Alternative Family Trees

Visualising the stories buried in genealogical data

Objective

When I was little, my Dad and I went througha phase of working on the family tree; filling in dates of birth and locations on a large piece of card that we would extend with extra sheets when we added too many names.

More recently, I've used Ancestry.co.uk and other genealogy websites to fill in some of the gaps and add more details.

I've found that the men in my mother's family were mainly coal miners in Fife in the 1800s, and that a great-great-great-grandfather held down the intriguing joint role of 'shoemaker & prison keeper'.

Traditional family tree diagrams quickly become ungainly, and major on genetic connections, rather than rarely show the stories of where and how your family lived. I've been writing scripts that display the same data in alternative ways.

Who & What

Traditional family tree diagrams (say a pedigree chart) illustrate relationships between people, but often these don't tell much of a story. Occupations can be more interesting - they emphasise how today's lifestyles differ from our those of the past.

Occupation data can be found in census forms or marriage certificates, and you can quickly end up with a long list of unique occupations. Because each is slightly differently recorded, you can't easily visualise these in a quantitative way.

One approach is to make a word cloud by splitting individuals' occupations into separate words and rendering each in different sizes, according to how frequently they occur in the whole family tree:

...
...

You can take the same approach for given names:

...
...

The usability cognoscenti don't really like word clouds (the 'mullets of the Internet'), but I think they're a reasonable solution for data like this.

Where & When

Geographic data (where people were born, got married, lived and died) is also often in family trees, but not readily illustrated in pedigree charts. These usually come from paper certificates written by an official, which recorded the location as text.

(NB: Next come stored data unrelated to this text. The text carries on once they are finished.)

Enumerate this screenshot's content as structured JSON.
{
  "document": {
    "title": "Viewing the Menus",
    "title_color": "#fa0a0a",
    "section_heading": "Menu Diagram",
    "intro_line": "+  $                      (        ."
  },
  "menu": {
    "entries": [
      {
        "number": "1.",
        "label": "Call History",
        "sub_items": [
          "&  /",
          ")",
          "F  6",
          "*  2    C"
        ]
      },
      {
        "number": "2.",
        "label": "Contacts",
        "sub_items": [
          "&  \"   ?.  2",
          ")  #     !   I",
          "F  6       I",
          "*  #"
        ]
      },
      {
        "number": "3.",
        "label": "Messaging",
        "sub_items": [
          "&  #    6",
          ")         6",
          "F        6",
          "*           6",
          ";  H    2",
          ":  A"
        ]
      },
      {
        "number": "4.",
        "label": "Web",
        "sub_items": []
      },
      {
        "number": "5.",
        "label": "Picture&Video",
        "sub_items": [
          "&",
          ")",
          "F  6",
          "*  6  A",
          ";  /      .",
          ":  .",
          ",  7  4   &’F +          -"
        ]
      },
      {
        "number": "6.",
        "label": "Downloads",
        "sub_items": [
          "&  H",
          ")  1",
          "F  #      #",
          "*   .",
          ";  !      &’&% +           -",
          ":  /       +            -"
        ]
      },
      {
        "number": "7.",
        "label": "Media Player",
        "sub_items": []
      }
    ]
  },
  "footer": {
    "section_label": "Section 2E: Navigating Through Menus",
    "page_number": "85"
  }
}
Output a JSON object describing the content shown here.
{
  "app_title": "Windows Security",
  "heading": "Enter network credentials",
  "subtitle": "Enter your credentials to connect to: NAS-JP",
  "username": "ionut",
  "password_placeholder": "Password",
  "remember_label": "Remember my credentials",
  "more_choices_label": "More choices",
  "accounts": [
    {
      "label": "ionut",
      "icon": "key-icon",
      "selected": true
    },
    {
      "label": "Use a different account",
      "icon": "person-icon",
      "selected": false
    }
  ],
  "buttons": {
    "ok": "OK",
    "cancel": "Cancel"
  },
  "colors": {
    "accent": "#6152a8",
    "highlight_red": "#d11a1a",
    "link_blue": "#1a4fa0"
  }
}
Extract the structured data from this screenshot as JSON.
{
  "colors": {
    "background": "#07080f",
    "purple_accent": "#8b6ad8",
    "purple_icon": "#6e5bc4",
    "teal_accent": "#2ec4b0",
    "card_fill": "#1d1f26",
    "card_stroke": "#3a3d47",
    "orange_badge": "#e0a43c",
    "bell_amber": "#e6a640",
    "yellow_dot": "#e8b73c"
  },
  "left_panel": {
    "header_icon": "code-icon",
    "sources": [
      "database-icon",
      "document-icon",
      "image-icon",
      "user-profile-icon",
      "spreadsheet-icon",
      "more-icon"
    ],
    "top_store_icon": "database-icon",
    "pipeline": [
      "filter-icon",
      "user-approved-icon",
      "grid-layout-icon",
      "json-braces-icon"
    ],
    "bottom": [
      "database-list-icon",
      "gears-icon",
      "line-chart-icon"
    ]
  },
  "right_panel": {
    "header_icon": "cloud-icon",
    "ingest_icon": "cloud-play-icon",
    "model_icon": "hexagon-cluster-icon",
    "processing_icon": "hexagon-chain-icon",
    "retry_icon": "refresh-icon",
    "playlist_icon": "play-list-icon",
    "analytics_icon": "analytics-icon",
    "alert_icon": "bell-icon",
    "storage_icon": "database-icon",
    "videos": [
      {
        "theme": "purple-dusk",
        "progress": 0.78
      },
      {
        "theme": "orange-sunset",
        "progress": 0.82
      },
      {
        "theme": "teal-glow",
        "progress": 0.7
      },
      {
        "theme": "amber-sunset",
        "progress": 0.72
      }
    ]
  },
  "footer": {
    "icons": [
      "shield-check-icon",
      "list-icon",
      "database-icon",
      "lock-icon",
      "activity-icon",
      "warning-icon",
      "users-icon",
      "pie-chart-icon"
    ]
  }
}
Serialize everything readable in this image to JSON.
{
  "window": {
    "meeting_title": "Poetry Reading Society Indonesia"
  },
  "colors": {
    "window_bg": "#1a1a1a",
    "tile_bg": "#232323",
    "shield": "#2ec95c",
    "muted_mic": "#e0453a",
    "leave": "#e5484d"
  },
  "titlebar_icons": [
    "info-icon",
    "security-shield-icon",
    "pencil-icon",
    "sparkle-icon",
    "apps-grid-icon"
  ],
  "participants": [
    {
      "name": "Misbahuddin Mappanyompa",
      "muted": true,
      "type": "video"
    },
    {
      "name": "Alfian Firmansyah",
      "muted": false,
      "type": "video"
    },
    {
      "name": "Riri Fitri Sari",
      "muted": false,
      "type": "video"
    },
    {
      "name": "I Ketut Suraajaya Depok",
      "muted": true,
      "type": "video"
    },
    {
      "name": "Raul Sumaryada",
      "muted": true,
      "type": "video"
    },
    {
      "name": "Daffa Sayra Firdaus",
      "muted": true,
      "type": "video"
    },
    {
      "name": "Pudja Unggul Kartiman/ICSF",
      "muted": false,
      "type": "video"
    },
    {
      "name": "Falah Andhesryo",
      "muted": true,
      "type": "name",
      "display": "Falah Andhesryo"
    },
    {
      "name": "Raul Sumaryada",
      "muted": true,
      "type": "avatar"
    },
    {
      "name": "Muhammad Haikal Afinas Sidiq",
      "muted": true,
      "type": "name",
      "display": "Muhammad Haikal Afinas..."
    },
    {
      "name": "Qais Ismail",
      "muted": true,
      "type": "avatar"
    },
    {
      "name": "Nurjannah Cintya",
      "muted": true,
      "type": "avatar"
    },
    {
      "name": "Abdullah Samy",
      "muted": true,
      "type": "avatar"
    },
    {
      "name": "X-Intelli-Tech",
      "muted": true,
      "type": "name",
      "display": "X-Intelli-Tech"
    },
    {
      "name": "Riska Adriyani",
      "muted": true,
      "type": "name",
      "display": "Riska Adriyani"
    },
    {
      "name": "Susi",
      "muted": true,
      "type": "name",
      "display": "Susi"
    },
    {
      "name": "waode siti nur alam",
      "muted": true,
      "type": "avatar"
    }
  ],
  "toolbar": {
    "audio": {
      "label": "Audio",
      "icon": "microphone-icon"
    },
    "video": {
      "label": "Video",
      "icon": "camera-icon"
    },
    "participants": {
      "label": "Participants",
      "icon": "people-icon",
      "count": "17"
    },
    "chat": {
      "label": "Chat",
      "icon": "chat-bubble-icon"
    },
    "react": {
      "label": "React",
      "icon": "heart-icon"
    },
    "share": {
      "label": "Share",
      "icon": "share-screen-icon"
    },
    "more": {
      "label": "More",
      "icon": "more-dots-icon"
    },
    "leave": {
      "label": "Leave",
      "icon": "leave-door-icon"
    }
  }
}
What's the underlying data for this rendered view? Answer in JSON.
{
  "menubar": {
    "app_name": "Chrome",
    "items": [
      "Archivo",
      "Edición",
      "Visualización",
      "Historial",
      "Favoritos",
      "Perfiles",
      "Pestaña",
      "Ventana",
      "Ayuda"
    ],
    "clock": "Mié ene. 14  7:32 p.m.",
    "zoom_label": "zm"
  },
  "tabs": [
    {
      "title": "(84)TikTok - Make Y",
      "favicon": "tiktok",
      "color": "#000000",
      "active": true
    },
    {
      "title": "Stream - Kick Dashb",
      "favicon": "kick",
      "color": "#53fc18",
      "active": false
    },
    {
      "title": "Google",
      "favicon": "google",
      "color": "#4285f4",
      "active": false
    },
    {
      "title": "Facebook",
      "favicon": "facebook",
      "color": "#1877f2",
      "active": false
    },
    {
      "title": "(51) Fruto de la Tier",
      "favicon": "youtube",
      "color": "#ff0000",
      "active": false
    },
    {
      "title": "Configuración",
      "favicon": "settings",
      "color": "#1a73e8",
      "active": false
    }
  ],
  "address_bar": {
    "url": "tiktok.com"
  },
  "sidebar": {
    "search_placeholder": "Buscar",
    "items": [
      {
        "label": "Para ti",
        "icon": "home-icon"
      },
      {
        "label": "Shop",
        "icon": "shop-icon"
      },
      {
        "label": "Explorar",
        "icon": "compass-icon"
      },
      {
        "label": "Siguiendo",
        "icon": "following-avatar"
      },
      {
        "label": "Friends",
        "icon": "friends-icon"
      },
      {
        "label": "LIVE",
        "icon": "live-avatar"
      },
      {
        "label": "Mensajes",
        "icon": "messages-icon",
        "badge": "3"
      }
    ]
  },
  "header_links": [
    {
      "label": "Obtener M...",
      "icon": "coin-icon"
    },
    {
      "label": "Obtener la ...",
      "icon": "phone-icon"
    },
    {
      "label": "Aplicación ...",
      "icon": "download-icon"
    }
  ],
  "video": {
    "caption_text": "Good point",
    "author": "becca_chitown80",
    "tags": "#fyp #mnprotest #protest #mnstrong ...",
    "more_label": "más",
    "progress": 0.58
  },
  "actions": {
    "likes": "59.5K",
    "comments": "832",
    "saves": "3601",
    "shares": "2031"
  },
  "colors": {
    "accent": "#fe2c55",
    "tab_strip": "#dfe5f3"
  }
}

Geographic data stored as text isn't immediately useful - say if you wanted to map lots of points. I wrote some software which looks up text placenames in Google's geolocation API, which returns map-able longitude and latitudes.

Here's a quick example (in Node.js) of geocoding the placename data from a GEDCOM file:

if (tree_d3.nodes[i].tree[key].tree[k].tag == "PLAC") {
    requests++;
    limiter.removeTokens(1, function() {
        request({
            url: "http://maps.googleapis.com/maps/api/geocode/json?address=" + tree_d3.nodes[this.i].tree[this.key].tree[this.k]["data"] + "&sensor=false",
            json: true
        }, function (error, response, body) {
            responses++;
            if (!error && response.statusCode === 200) {
                if (body["status"] == "OK") {
                    geo[this.i].birth = {};
                    geo[this.i].birth.lat = body.results[0].geometry.location.lat;
                    geo[this.i].birth.lng = body.results[0].geometry.location.lng;
                }
            }
        }.bind({i:this.i}));
    }.bind({i:i, key:key, k:k}));
}

Here's the result, plotted with D3, with rings representing where my family lived, married and died since the 1700s:

...

Relationships

Traditional family tree charts focus on relationships, but they quickly become huge and unwieldy when you have a significant number of people - particularly as the number of people increases exponentially with each past generation.

One alternative (which is still a work in progress) is to illustrate relationships on a polar chart, with distance from the centre showing how long ago an individual was born or died - the amount of space increases the further back you go.

Here's an example:

...

In the above graph, each concentric circle marks fifty years, with the inner ring marking the year 2000, and the outermost 1700.

Individuals are represented by coloured (according to surname) circles, which are positioned by their birth date; those nearer the centre were born recently, those further out lived longer ago.

I think this polar format might scale more readily than a cartesian pedigree chart, but there's still some way to go to make it readable. The next step will be to add name labels.

Software & Tools

A quick note on tools and software libraries I used to make the above diagrams. I use Ancestry.co.uk and Gramps to store my family tree data, both of which export data in the GEDCOM file format, as do lots of other geneology programmes.

GEDCOM isn't very convenient to work with, but Tom MacWright has published parse-gedcom, a Node.js tool that converts GEDCOM into the more useful JSON format, creating a JSON object for each individual in the family tree.

Once in JSON, the powerful D3.js javascript library can be used to make interactive data visualisations for web-pages, which includes helpful functions for graph and tree layouts, utilities to scale data and interact with the user.

If I'm preparing a diagram for print, I'll usually export the visualisation to PDF using Safari, then import into Inkscape to lay out a document.